Di luar penanganan darurat, DLH menekankan pentingnya pencegahan jangka panjang. Salah satunya melalui penertiban pelaku usaha yang diwajibkan memiliki Surat Pernyataan Kesanggupan Pengelolaan dan Pemantauan Lingkungan Hidup (SPPL)—dokumen wajib bagi usaha berskala kecil, dengan luas lahan terbangun di bawah 1 hektare atau bangunan di bawah 5.000 meter persegi.
Asep mengingatkan, pelanggaran terhadap pengelolaan lingkungan dapat dikenakan sanksi pidana berdasarkan Peraturan Daerah DKI Jakarta Nomor 8 Tahun 2007 tentang Ketertiban Umum, dengan ancaman kurungan 10 hingga 90 hari atau denda antara Rp 100 ribu hingga Rp 30 juta.

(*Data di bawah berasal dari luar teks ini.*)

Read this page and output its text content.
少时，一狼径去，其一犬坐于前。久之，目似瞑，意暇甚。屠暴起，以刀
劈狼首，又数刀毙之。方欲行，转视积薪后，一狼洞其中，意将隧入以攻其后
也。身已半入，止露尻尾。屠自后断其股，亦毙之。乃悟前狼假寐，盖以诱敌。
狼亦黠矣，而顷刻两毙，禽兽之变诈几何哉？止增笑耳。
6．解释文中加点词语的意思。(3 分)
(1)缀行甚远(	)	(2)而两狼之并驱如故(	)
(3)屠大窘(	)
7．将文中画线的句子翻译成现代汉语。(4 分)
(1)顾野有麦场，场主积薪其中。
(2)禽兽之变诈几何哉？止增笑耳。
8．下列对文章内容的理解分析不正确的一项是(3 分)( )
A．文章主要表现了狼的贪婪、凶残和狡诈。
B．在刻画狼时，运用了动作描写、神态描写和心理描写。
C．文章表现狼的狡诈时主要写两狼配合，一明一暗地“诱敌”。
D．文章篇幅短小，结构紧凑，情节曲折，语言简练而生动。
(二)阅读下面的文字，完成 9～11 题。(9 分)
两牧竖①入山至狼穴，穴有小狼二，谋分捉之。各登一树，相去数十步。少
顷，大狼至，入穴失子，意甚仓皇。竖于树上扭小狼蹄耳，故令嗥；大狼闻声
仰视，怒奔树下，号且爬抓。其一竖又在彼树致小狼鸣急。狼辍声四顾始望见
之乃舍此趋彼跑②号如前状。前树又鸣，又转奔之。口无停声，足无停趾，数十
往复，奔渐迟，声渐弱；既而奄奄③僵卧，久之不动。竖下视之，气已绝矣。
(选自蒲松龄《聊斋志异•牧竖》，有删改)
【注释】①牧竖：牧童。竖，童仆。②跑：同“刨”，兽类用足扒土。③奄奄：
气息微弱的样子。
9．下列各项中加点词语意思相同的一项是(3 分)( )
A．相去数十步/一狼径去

Selain itu, sesuai Peraturan Gubernur Nomor 122 Tahun 2005 tentang Air Limbah Domestik, pelanggar juga dapat dikenai sanksi administratif berupa pencabutan izin usaha dan penyegelan bangunan.
“Tahun ini kami fokus membina usaha kategori SPPL, dimulai dari kawasan Daerah Aliran Sungai (DAS) Ciliwung sebagai pilot project penguatan pengelolaan lingkungan sejak dari hulu,” kata Asep.